Doppler Shift Formula

Doppler Shift Formula

The Doppler Shift, as applied to sound, is the change in frequency of a source as it travels. The frequency appears to grow as the source approaches the listener and decreases as the source moves away from them.

Doppler Shift is the phenomena in which the frequency of sound changes depending on the listener’s point of view. The Doppler Shift describes the degree of shift in the velocity of the source. We utilise the Doppler Shift formula to compute the velocity of stars. Let’s take a closer look at the Doppler shift formula.

What is a Doppler Shift?

When it comes to sound, the Doppler shift refers to a source’s shift in frequency as a result of movement. When the source goes away from the listener, the frequency will appear to decrease, while it appears to increase when the source approaches the listener.

If the source is going in the direction of the listener, its velocity is positive; if it is moving in the other direction, it is negative. The listener’s velocity is positive when going in the direction of the source and negative when moving away from it. The frequency that the listener hears is higher than the frequency that the source is actually emitting.

There are two different forms of Doppler shift:

  • Blue shift, which is a change in frequency to a higher wavelength that is directed toward the observer.
  • Red shift, which is a change in frequency to a lower wavelength that is directed away from the observer.

Doppler Shift Formula

When the source moves towards the listener, the wavelengths change to shorter ones. When the source moves away from the listener, the wavelengths change to longer ones. The Doppler shift formula for wavelength is:

Doppler shift formula

 = wavelength shift
 = wavelength of the source not moving
v = velocity of the source
c = Speed of light

Doppler Shift Formula of frequency change:

f' = \frac{V}{V - V_s}f

f frequency heard by the listener

fs frequency of the source

v velocity of sound

vs the velocity of the source

vL velocity of listener

The primary Doppler effect equation exists. But several circumstances can alter this equation. Depending on the observer’s or the sound source’s velocity, it is altered or adjusted. The various Doppler effect formulas will be shown in a number of circumstances or cases.

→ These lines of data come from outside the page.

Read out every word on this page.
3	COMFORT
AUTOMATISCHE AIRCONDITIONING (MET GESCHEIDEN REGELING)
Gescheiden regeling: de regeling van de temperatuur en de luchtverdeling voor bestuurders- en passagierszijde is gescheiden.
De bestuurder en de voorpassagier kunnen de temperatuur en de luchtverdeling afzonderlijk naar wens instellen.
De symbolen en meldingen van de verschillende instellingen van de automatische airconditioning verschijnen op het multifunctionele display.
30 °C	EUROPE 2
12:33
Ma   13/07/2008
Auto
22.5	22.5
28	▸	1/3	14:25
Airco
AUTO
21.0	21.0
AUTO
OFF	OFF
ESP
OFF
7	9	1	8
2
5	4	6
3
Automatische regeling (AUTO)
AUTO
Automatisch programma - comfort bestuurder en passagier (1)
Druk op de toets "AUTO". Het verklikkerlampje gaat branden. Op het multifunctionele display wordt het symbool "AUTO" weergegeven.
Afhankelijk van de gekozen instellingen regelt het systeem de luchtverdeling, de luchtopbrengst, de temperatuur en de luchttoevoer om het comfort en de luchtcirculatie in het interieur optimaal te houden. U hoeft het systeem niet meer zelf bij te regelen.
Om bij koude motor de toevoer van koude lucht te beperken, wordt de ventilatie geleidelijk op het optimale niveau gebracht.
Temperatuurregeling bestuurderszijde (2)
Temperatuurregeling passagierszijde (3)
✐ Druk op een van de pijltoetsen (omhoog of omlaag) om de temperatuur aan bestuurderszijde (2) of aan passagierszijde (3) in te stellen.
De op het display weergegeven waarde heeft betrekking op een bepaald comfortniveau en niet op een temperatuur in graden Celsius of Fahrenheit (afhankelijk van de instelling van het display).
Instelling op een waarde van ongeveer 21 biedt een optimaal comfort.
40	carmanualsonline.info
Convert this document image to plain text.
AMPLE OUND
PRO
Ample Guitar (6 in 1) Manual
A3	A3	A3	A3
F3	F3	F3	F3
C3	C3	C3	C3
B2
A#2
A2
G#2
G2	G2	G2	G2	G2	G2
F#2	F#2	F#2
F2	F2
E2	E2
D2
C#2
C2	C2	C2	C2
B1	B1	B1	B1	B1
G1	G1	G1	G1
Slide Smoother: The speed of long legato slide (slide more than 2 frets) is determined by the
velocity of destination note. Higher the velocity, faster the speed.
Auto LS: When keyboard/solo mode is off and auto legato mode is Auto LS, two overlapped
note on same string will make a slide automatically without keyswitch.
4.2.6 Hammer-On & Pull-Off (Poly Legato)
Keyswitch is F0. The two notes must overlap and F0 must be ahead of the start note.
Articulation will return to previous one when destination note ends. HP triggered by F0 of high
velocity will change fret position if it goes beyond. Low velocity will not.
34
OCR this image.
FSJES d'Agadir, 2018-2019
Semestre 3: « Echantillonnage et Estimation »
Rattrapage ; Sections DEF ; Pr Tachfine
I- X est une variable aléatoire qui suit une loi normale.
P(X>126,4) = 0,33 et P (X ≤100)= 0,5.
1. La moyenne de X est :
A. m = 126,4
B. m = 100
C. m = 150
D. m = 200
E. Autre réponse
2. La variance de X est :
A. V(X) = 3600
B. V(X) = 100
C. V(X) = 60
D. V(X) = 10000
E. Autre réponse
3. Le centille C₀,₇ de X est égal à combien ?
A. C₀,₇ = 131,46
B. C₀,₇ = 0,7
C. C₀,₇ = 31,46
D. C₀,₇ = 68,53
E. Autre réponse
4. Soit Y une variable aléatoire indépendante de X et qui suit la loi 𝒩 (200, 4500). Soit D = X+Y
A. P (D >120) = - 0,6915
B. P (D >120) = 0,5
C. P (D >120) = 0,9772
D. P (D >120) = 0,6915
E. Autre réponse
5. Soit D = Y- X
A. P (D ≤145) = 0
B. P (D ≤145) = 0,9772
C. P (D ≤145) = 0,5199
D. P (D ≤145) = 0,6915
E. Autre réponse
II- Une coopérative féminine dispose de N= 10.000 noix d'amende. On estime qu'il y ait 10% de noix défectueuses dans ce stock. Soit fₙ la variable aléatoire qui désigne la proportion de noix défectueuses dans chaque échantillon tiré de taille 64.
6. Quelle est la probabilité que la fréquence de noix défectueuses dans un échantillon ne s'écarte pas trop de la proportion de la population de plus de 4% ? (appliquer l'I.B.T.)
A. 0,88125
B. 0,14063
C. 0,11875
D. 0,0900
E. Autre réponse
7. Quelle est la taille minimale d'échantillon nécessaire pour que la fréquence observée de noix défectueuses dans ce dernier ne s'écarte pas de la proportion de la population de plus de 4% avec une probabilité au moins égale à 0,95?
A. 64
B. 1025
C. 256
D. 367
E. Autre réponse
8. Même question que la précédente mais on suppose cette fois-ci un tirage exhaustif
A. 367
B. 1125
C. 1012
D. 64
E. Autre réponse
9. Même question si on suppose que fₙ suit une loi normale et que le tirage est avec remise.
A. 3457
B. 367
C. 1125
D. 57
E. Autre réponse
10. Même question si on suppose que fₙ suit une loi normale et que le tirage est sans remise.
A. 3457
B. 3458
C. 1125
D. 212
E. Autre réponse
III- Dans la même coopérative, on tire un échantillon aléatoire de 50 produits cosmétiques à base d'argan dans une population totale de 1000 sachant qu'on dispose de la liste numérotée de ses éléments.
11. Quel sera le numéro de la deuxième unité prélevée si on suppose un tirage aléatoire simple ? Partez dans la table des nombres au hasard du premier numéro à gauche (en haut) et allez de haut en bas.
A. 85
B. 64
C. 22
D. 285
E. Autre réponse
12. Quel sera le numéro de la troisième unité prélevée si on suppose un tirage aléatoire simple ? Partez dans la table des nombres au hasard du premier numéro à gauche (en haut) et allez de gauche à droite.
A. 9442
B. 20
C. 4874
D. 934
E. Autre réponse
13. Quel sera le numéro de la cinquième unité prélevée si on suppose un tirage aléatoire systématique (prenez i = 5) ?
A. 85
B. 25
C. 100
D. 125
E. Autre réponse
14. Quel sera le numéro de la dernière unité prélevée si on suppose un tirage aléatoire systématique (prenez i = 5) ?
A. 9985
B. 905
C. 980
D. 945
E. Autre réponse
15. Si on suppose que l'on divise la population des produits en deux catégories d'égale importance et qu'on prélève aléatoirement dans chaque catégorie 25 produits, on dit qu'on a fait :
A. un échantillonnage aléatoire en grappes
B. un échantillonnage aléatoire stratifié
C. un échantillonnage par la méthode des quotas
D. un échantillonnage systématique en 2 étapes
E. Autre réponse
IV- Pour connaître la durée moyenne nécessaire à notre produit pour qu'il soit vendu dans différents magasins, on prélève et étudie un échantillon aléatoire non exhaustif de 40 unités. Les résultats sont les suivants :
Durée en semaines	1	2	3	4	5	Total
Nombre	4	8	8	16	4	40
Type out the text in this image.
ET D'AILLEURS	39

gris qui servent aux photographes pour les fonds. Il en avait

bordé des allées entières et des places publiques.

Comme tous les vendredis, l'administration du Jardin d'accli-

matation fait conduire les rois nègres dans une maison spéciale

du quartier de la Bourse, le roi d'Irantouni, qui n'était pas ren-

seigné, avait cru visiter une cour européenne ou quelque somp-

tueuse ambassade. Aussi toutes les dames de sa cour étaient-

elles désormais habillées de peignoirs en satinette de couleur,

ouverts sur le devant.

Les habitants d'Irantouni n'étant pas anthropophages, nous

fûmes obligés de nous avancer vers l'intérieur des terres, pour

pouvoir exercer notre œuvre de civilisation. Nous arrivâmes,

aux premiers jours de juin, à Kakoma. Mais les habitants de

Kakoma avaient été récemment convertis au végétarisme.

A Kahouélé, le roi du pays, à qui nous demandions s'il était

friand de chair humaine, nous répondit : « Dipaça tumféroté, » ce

Solved Examples for Doppler Shift Formula

Example 1: An ambulance approaches a person at a pace of 3 metres per second. Assume the ambulance siren’s frequency is 440Hz. Determine the frequency at which the observer hears the siren. (Sound velocity in air: 360 m/s).

Solution :

In this case, the source is moving towards the observer.

f' = \frac{V}{V - V_s}f

Given: f = 440Hz, V = 360 m/s and Vs = 3 m/s

Plugging the values in the equation,

f' = \frac{V}{V - V_s}f

⇒ f' = \frac{360}{360 - 3}440

⇒ f' = \frac{360}{357}440

⇒ f' = \frac{360}{357}440

⇒ f’ = 443 Hz .

Physics Related Formulas
Electric Field Formula Poynting Vector Formula
Gross Profit Formula Refraction Formula
Mass Formula Sound Intensity Formula
Capacitance Formula Uniform Circular Motion Formula
Centripetal Force Formula Thermal Expansion Formula
Distance Speed Time Formula Thermal Energy Formula
Ohms Law Formula Amperes Law Formula
Refractive Index Formula Horsepower Formula
Wavelength Formula Lattice Energy Formula
Stress Formula Length Contraction Formula

FAQs (Frequently Asked Questions)

The Doppler effect is defined as the effect caused by a forth and of vibrations where there is a perceived higher change in speed for perceivers facing the source and an apparent downward change in frequency for perceivers facing away from the source.

The Doppler effect for electrical signals of light leads either in crimson or colored shift in astronomy. The Doppler effect and radial velocity may be used to calculate the pace at which planets or galaxies are retreating or going to reach us.

The theory underlying the siren is that as it slides down from the spectator, it begins at a higher register than its static pitch, and when it retreats from the watcher, it begins at a lower frequency than its static pitch. It is commonly seen in emergency services.